From ‘Always On’ Full-Time Engineer to Carefree Work-From-Home Transcriptionist
Rather than making the financial leap from a full-time engineer salary to a work-from-home transcriptionist paycheck right away, he took a contract engineering job. He worked during the day as an engineer, traveled home, then did his part-time transcription for a dentist’s office at night.
“My wife was worried about me,” said Don. Although he made time to exercise, “when you're burning both ends of the candle and the middle, it doesn't matter how much time you spend at the gym. You still need your rest.” Don didn’t get a break for eight months—when his engineering contract job ended. “I knew it wouldn't be forever, so that's what kind of helped me get through it,” said Don.
Happy that intense stretch is behind him, Don now works only one job. One he loves! He’s a full-time transcriptionist, working from home. Rather than mind-numbing hours in crazy California traffic, Don’s commute is a 30-second walk to his computer. He sees his wife, and even goes on mid-day runs with her. “Transcription gives me flexibility both day and night,” he said, “and I don't have to go out and look for work at all,” said Don. He works as a contractor for a management company that sends him more work as he needs it. He’s paid per line he transcribes, so the more Don works, the more money he makes.
Some of the work Don does has a two- or three-day delivery date. He usually knocks out those transcripts in the morning. Then the dental office sends their voice recordings in the afternoons, and Don finishes them in the evening.
The Whole World Opens Up When You Work Remotely
Thanks to Don’s remote job, the Hunters are excited for their next chapter of travel and volunteer work. “As a medical device engineer you've got to be where the companies are, where the tech is; you can’t just go anywhere.” said Don.

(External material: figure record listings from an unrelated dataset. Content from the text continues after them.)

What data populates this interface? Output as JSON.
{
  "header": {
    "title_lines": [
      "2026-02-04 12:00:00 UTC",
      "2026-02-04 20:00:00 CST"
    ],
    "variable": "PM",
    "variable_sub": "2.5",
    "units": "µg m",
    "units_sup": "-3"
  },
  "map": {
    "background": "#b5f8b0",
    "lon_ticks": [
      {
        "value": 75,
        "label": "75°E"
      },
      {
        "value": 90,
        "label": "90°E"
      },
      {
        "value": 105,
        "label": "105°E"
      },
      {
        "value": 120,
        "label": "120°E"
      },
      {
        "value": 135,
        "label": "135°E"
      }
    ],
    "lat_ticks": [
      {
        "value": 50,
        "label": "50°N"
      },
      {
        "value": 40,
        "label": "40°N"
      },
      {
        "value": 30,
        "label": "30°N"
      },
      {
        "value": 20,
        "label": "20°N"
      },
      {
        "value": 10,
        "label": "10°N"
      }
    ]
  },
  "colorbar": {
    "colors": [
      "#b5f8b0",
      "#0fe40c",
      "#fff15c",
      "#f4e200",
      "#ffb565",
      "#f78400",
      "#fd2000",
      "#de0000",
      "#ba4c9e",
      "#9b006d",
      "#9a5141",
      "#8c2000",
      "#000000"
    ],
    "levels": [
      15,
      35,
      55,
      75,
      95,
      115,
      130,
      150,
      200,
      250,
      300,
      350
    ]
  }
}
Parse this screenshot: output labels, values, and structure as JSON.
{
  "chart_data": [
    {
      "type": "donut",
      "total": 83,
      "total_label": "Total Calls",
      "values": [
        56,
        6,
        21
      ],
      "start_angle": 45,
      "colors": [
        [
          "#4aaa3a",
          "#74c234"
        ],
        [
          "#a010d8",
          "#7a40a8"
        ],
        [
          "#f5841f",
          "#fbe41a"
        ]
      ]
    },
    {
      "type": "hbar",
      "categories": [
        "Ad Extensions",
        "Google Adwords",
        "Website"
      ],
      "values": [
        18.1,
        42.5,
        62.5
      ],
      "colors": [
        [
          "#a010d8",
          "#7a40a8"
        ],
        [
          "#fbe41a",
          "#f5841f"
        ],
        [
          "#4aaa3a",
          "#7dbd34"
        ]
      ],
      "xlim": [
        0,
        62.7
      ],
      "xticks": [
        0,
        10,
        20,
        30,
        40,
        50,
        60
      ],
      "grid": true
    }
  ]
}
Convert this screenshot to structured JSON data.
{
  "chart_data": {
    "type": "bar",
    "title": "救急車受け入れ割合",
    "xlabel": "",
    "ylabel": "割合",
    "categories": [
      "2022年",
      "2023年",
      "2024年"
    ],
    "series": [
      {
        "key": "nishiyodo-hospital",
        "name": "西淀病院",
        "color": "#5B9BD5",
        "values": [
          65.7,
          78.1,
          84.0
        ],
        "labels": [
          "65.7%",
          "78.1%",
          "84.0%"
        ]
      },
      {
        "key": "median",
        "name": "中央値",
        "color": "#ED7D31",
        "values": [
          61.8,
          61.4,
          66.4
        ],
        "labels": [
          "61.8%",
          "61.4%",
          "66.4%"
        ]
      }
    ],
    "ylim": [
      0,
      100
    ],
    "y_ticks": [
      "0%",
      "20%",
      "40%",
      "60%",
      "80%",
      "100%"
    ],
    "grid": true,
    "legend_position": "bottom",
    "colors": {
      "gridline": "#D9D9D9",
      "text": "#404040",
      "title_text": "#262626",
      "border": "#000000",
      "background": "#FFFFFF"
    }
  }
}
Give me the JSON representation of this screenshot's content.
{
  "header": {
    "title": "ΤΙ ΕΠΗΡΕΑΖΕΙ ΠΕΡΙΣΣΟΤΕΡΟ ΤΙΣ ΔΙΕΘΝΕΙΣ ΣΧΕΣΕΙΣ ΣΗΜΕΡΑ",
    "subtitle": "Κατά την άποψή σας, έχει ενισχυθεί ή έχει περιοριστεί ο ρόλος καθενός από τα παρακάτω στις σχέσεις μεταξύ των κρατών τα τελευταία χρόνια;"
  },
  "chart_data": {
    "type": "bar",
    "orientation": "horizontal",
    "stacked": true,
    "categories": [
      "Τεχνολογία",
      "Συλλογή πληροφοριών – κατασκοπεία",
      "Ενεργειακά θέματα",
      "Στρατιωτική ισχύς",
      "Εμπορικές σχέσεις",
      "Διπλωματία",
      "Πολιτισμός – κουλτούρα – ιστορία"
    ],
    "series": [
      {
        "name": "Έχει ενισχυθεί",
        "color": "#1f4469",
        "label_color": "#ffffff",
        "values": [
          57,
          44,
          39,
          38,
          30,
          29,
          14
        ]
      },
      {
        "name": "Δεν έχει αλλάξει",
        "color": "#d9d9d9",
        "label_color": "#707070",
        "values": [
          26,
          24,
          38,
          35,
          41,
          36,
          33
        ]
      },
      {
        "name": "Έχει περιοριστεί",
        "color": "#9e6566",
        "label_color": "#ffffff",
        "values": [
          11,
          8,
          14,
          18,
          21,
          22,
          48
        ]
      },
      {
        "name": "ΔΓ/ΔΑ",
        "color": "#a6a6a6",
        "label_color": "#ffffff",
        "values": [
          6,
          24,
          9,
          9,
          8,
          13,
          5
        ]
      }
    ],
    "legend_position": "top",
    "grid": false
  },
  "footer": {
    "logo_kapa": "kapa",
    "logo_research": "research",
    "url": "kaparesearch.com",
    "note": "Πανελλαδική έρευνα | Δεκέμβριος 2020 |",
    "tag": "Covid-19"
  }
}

“This is the first time in all these years where we can actually pick where we want to live. Career Step made it all possible.” – Don Hunter
The couple has already made big changes, simplifying their lives. “We sold our home because we wanted to be free as a bird,” said Don. “We're planning on moving out of the country and doing some volunteer work, and I can do transcription on the side.” The couple plans to move to Florida first, near their friends. “From there it's an easier transition to some of the places we're looking at, maybe Panama or Belize,” said Don. Some countries require monthly income verification as part of their visa application. “It’s easier with something like this because some countries only hire locals, and you've got to have your own business to hire locals,” said Don. “I don't have to deal with that challenge by being a transcriptionist.”
Another possibility for the Hunters is serving for their church. Don and his wife applied for missionary training school. If accepted in their first application, they would have two months of training and then serve in a foreign country. Now free of location-based careers, the Hunters are excited about the freedom they have to serve, explore, and live abroad together. “This is the first time in all these years where we can actually pick where we want to live. Career Step made it all possible!”